On Thursday, April 26, 2012, Workshop Architects Inc., brought their first drafts of possible Dive renovation plans to campus seeking student input.
“A few weeks ago, they came to Gustavus and ran through several brainstorming activities with the Dive committee and several other students with interest in the project. Last Thursday, they were back with three different conceptual designs for the Dive,” Junior David Buckley, a member of the Dive committee, said.
The blueprints the architects brought to campus were based on meetings that involved the Dive committee, which is an open group of students, faculty and the members of other organizations such as Campus Activities Board, Proclaim,
Student Senate and Big Partner Little Partner.
The open forum took place on Thursday 4:00 to 7:30 p.m. in the Dive.
“The session was so fun. There were about seventy students off and on,” Senior and Student Senate Co-President Jen Fox, also a member of the Dive committee, said.
Students could offer their input on the three proposed designs at the meeting.
Now that the architects have heard the input of the student body, they will go back to work and present the final design some time before graduation.
“In the end, there was strong consensus for
how the refined concept should be further
developed. Also, students began the process of defining what the character of the space should be—what it should feel like. The process used words, pictures, colors and textures to create a collage that we call a ‘Character Map.’ Our next step is to develop a refined design concept, budget and timeline,” Jan Van Den Kiebloom, one of the architects working on the project, said.

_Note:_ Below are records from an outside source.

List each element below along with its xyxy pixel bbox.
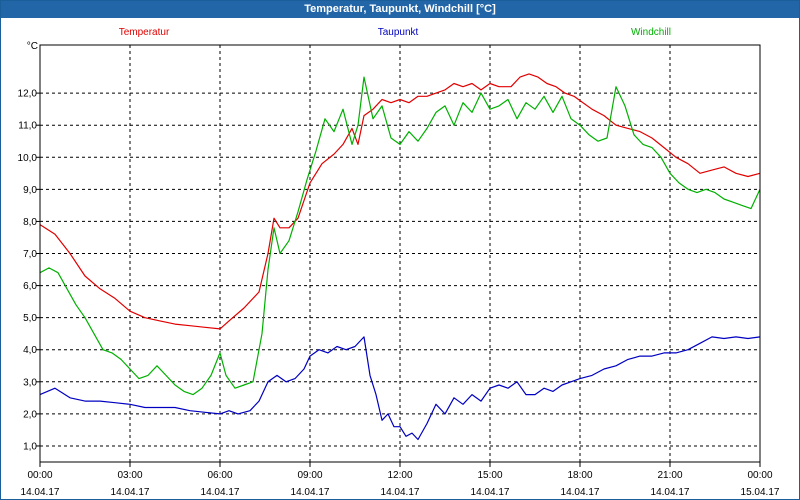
y-tick-label: 9,0 xyxy=(23,185,37,196)
x-tick-time: 06:00 xyxy=(207,470,232,481)
x-tick-time: 00:00 xyxy=(747,470,772,481)
chart-axis-labels: 1,0 2,0 3,0 4,0 5,0 6,0 7,0 8,0 9,0 10,0 11,0 12,0 °… xyxy=(18,41,780,498)
x-tick-time: 03:00 xyxy=(117,470,142,481)
chart-legend: Temperatur Taupunkt Windchill xyxy=(119,27,671,38)
legend-item-windchill: Windchill xyxy=(631,27,671,38)
x-tick-time: 18:00 xyxy=(567,470,592,481)
y-tick-label: 6,0 xyxy=(23,281,37,292)
y-tick-label: 3,0 xyxy=(23,377,37,388)
x-tick-date: 14.04.17 xyxy=(291,487,330,498)
x-tick-date: 14.04.17 xyxy=(471,487,510,498)
x-tick-time: 09:00 xyxy=(297,470,322,481)
x-tick-time: 15:00 xyxy=(477,470,502,481)
y-tick-label: 2,0 xyxy=(23,409,37,420)
y-tick-label: 10,0 xyxy=(18,153,38,164)
x-tick-date: 14.04.17 xyxy=(561,487,600,498)
x-tick-time: 21:00 xyxy=(657,470,682,481)
y-tick-label: 11,0 xyxy=(18,121,37,132)
window-title: Temperatur, Taupunkt, Windchill [°C] xyxy=(1,1,799,18)
series-line-taupunkt xyxy=(39,336,761,441)
y-tick-label: 5,0 xyxy=(23,313,37,324)
chart-series xyxy=(39,73,761,441)
y-tick-label: 4,0 xyxy=(23,345,37,356)
x-tick-date: 14.04.17 xyxy=(381,487,420,498)
x-tick-date: 14.04.17 xyxy=(111,487,150,498)
x-tick-date: 14.04.17 xyxy=(21,487,60,498)
x-tick-date: 14.04.17 xyxy=(201,487,240,498)
x-tick-time: 12:00 xyxy=(387,470,412,481)
legend-item-temperatur: Temperatur xyxy=(119,27,170,38)
legend-item-taupunkt: Taupunkt xyxy=(378,27,419,38)
y-tick-label: 12,0 xyxy=(18,89,38,100)
x-tick-date: 14.04.17 xyxy=(651,487,690,498)
y-unit-label: °C xyxy=(27,41,38,52)
x-tick-time: 00:00 xyxy=(27,470,52,481)
y-tick-label: 7,0 xyxy=(23,249,37,260)
chart-canvas: 1,0 2,0 3,0 4,0 5,0 6,0 7,0 8,0 9,0 10,0 11,0 12,0 °… xyxy=(18,27,780,498)
x-tick-date: 15.04.17 xyxy=(741,487,780,498)
chart-grid xyxy=(36,45,761,467)
series-line-temperatur xyxy=(39,73,761,330)
series-line-windchill xyxy=(39,76,761,396)
y-tick-label: 8,0 xyxy=(23,217,37,228)
plot-area xyxy=(39,44,761,463)
y-tick-label: 1,0 xyxy=(23,441,37,452)
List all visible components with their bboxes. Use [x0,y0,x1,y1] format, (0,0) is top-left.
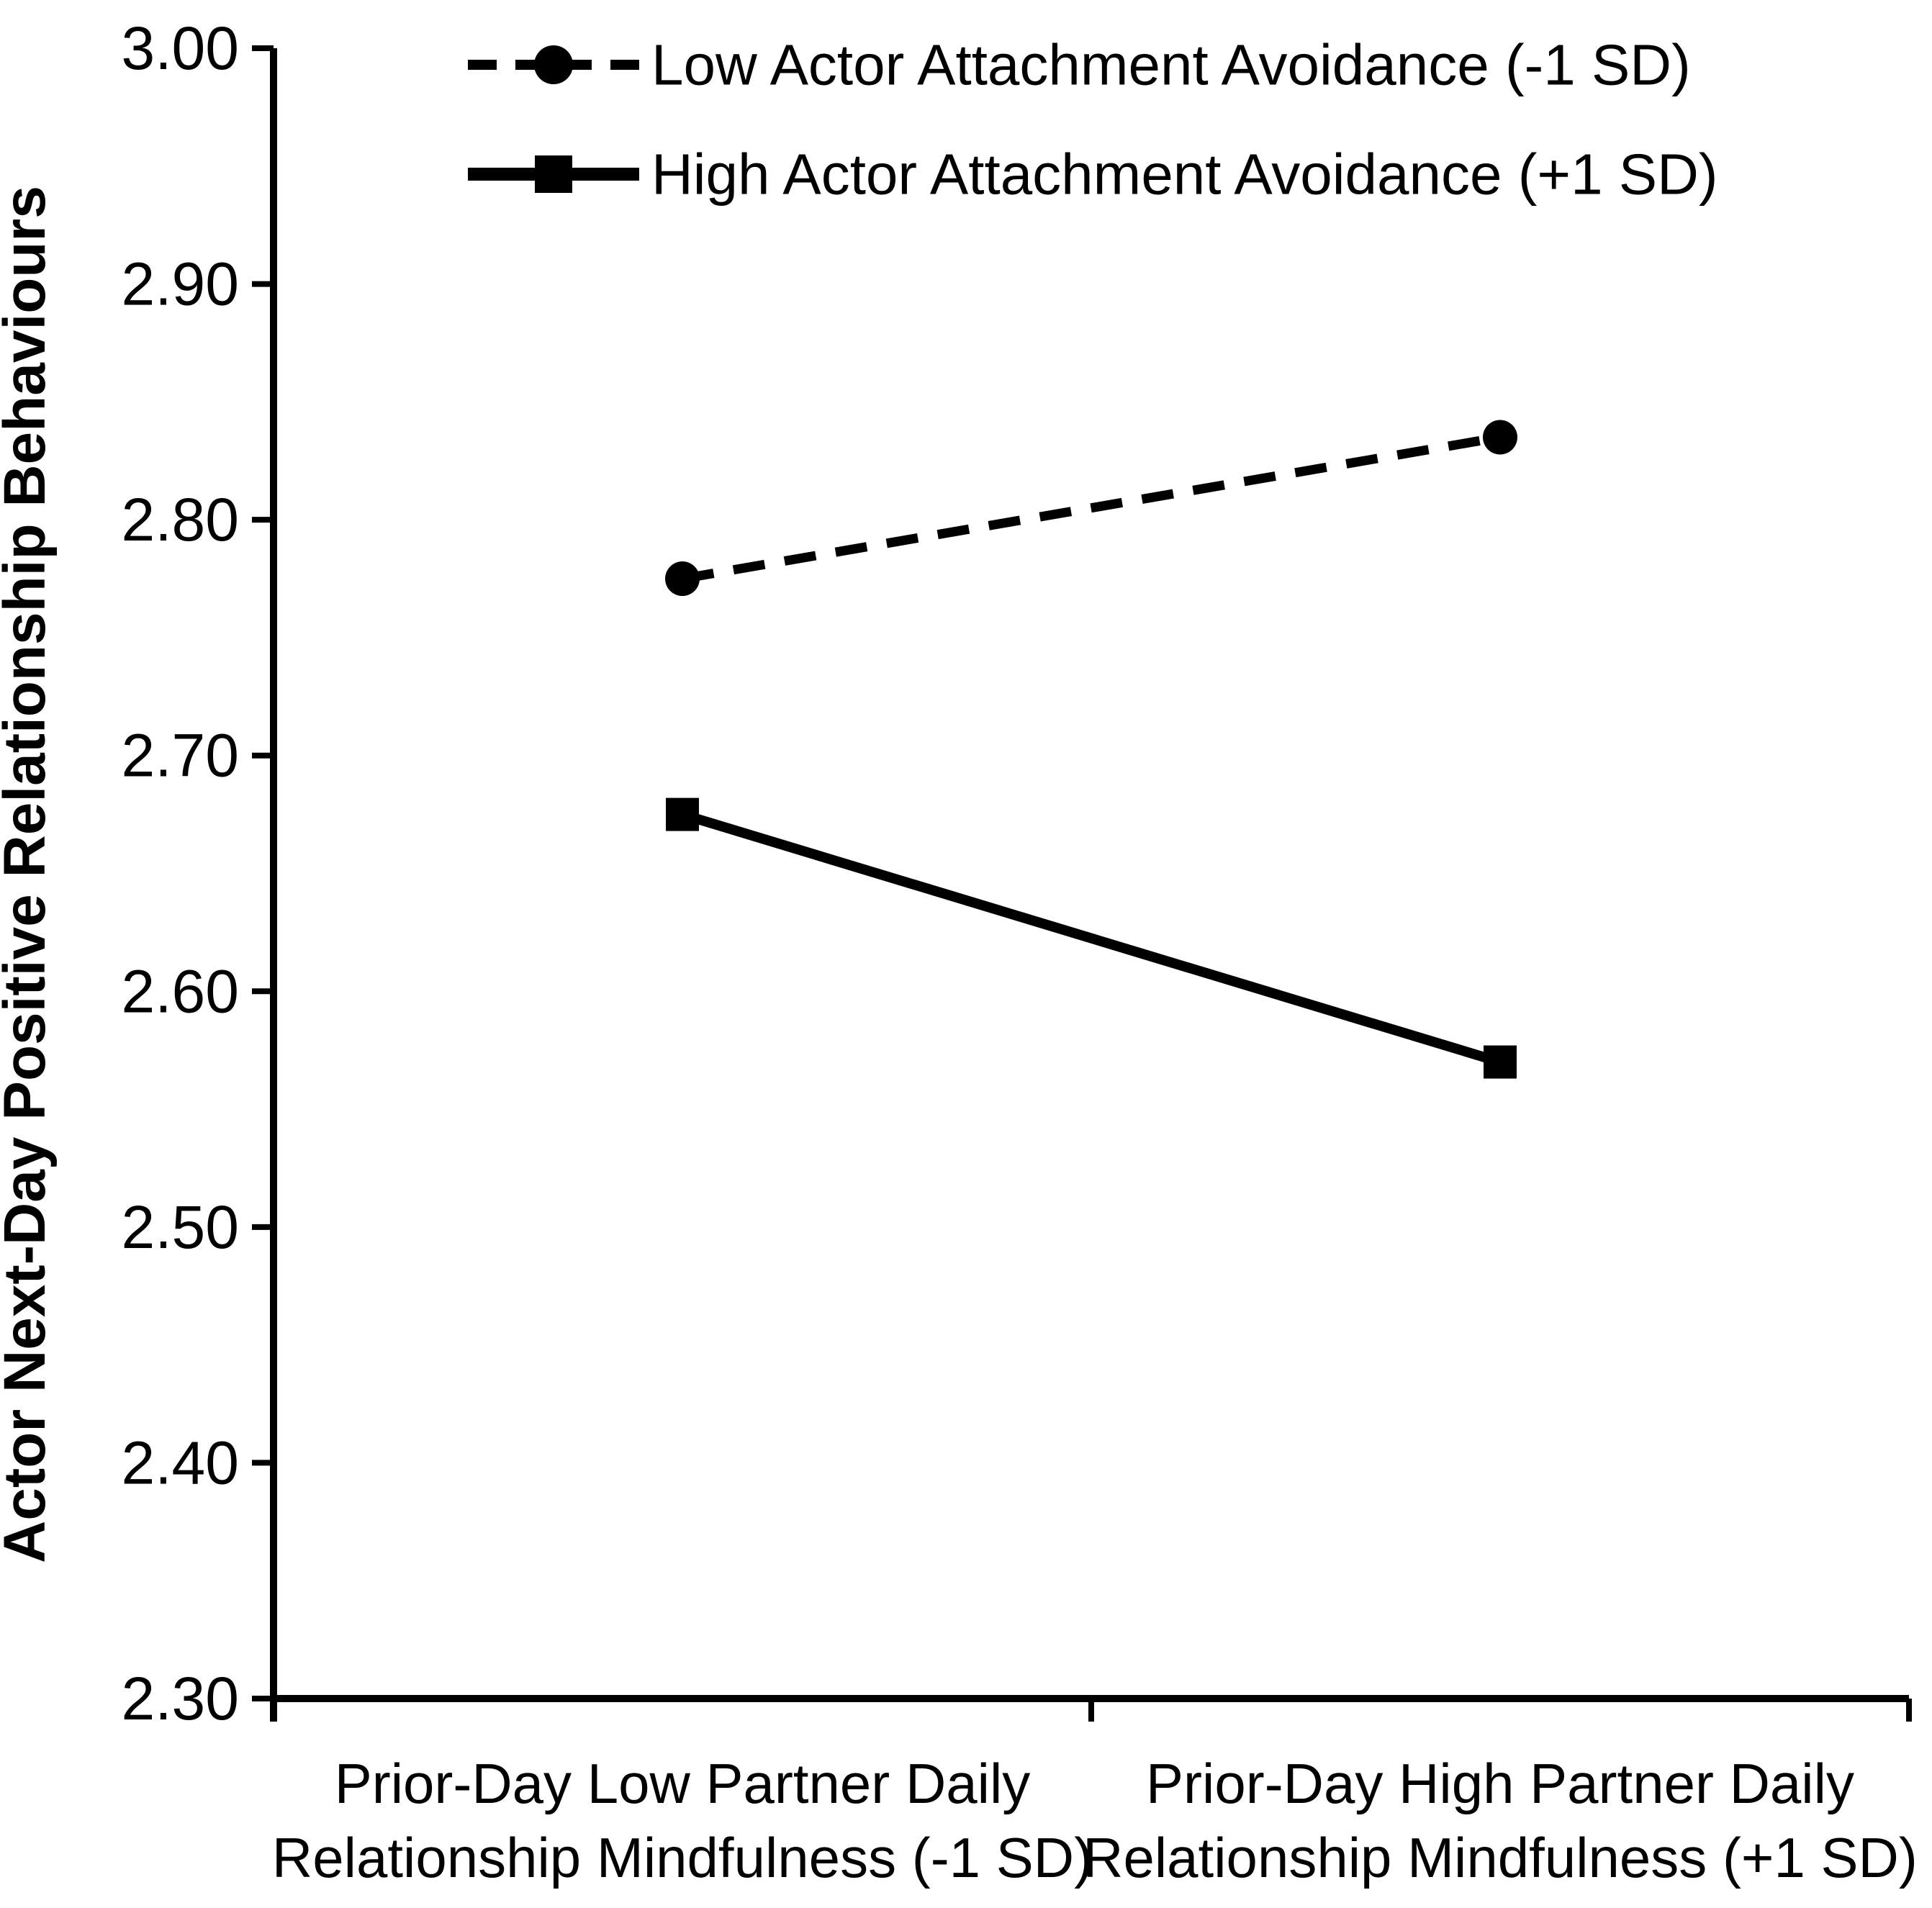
y-tick-label: 3.00 [122,14,240,82]
legend-label-high: High Actor Attachment Avoidance (+1 SD) [651,143,1718,207]
y-tick-label: 2.90 [122,250,240,318]
legend-marker-low [468,45,639,84]
legend-marker-high [468,155,639,193]
series-high-avoidance [666,797,1517,1079]
y-tick-label: 2.80 [122,486,240,553]
y-tick-label: 2.70 [122,722,240,790]
square-marker [535,155,572,193]
y-axis-title: Actor Next-Day Positive Relationship Beh… [0,186,58,1563]
x-category-labels: Prior-Day Low Partner Daily Relationship … [272,1752,1918,1889]
x-category-label: Relationship Mindfulness (+1 SD) [1083,1826,1918,1889]
y-tick-labels: 3.00 2.90 2.80 2.70 2.60 2.50 2.40 2.30 [122,14,240,1732]
x-category-label: Prior-Day Low Partner Daily [335,1752,1031,1815]
series-line [681,433,1502,584]
y-tick-label: 2.50 [122,1193,240,1261]
circle-marker [665,561,700,597]
circle-marker [1483,420,1517,455]
y-tick-label: 2.40 [122,1429,240,1496]
series-line [680,809,1502,1067]
y-tick-label: 2.30 [122,1665,240,1732]
square-marker [666,797,699,831]
legend-label-low: Low Actor Attachment Avoidance (-1 SD) [651,33,1691,97]
data-series [665,420,1517,1079]
circle-marker [534,45,573,84]
axes [252,45,1912,1722]
x-category-label: Relationship Mindfulness (-1 SD) [272,1826,1093,1889]
legend: Low Actor Attachment Avoidance (-1 SD) H… [468,33,1718,207]
x-category-label: Prior-Day High Partner Daily [1146,1752,1854,1815]
y-tick-label: 2.60 [122,957,240,1025]
square-marker [1484,1045,1517,1079]
series-low-avoidance [665,420,1517,597]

The two main forces behind the Dive project have been Fox and fellow Senior and Student Senate Co-President Nick Prince. As both are graduating this year, having younger students such as First-year Joe Thayer and Buckley involved in the project was vital.
“I intend to see the project through,” Thayer said.
After the architects present their completed design, budget discussions and construction planning will begin. Thayer hopes the project will be done by next spring, but it is contingent upon many factors, not the least of which is deciding on a budget. At this point, it is expected to cost between 1.5 million dollars and 4 million dollars.
“Depending on the financing and budget, it will [possibly] be a tiered system, a major overhaul followed by add-ons. If the administration can agree on a renovation time this summer, the majority of the construction would be completed by spring, and renovations could be added as money and time allow,” Thayer said.